Pilgrim Travelers ve Sam Cooke’un Etkisi
Orta 1950’lerde, Rawls Los Angeles gospel grubu Pilgrim Travelers’a katıldı. 1956’da orduya çağrıldı ve askerlik süresince ses becerilerini geliştirdi. Taburcu olduktan sonra, kısa bir süre Sam Cooke’un turne grubuyla birlikte sahne aldı. Ancak, 1958’de Cooke ile yaşadığı bir trafik kazası Rawls’u birkaç gün boyunca komaya soktu. İyileşmesinin ardından Pilgrim Travelers’a geri döndü.
Solo Kariyer ve Büyük Başarı
1959’da Pilgrim Travelers dağıldıktan sonra, Rawls blues tarzını benimsedi ve Los Angeles gece kulüplerinde sahne almaya başladı. Aynı dönemde popüler televizyon programı “77 Sunset Strip”te düzenli olarak yer aldı. Bu dönemde, Sam Cooke ile birlikte icra ettiği “Bring It On Home To Me” adlı ikonik düeti, seslerinin gücünü ve kontrastını sergiledi.

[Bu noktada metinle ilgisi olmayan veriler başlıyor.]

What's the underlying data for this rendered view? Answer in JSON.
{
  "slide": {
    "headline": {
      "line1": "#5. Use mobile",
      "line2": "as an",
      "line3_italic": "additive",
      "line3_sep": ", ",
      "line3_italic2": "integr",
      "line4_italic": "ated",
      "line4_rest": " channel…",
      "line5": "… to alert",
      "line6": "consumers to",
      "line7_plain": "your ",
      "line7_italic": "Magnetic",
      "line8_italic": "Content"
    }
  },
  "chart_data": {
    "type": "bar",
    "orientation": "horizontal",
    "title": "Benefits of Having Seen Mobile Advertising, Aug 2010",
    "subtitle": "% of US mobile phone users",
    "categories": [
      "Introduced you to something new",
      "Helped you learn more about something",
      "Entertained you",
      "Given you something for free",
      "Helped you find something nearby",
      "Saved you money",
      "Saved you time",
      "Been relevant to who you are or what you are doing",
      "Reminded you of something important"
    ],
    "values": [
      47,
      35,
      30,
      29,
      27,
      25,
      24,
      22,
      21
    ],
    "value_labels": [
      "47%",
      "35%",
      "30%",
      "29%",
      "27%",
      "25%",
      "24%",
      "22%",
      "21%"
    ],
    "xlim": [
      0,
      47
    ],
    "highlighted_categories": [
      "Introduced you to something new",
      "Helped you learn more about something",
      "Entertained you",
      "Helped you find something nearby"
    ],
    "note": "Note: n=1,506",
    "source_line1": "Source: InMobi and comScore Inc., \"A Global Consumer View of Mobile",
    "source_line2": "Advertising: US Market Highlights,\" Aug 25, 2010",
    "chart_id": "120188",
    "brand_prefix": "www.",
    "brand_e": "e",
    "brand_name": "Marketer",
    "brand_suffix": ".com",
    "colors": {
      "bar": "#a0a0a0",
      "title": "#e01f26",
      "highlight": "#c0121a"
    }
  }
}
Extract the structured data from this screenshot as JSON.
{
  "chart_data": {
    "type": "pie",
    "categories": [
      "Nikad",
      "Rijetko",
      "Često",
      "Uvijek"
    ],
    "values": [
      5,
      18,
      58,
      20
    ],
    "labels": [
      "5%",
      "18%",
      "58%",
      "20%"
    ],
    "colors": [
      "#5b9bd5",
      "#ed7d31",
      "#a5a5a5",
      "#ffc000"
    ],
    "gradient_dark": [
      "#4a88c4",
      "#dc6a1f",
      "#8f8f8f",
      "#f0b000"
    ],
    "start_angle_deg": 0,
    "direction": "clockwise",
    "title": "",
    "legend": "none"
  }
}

1962 yılında, Rawls Capitol Records ile solo bir anlaşma imzaladı. Birkaç başarılı albümün ardından, 1966’da “Love Is A Hurtin’ Thing” adlı single ile büyük çıkışını gerçekleştirdi. Şarkı R&B listelerinin zirvesine çıktı ve pop listelerinde ilk 20’ye girmeyi başardı, böylece Rawls, soul müziğin ustalarından biri olarak tanındı.
Grammy Ödüllü Başarı ve Geniş Kitleye Ulaşma
1960’ların ortalarında, Rawls’un müziği daha geniş, beyaz bir kitleye hitap etmeye başladı. 1966’da Grammy ödülü kazanan “Dead End Street” adlı single, bu geçiş başarısını somutlaştıran etkileyici bir konuşmalı performans ve etkileyici bir düzenlemeyle dikkat çekti.
Rawls, 1966’da “Lou Rawls Live!” adlı canlı albüm dahil olmak üzere bir dizi “altın” albüm yayınlamaya devam etti. 1960’ların sonunda, ulusal televizyon programlarında düzenli olarak konuk oldu ve efsanevi bir sanatçı olarak statüsünü pekiştirdi.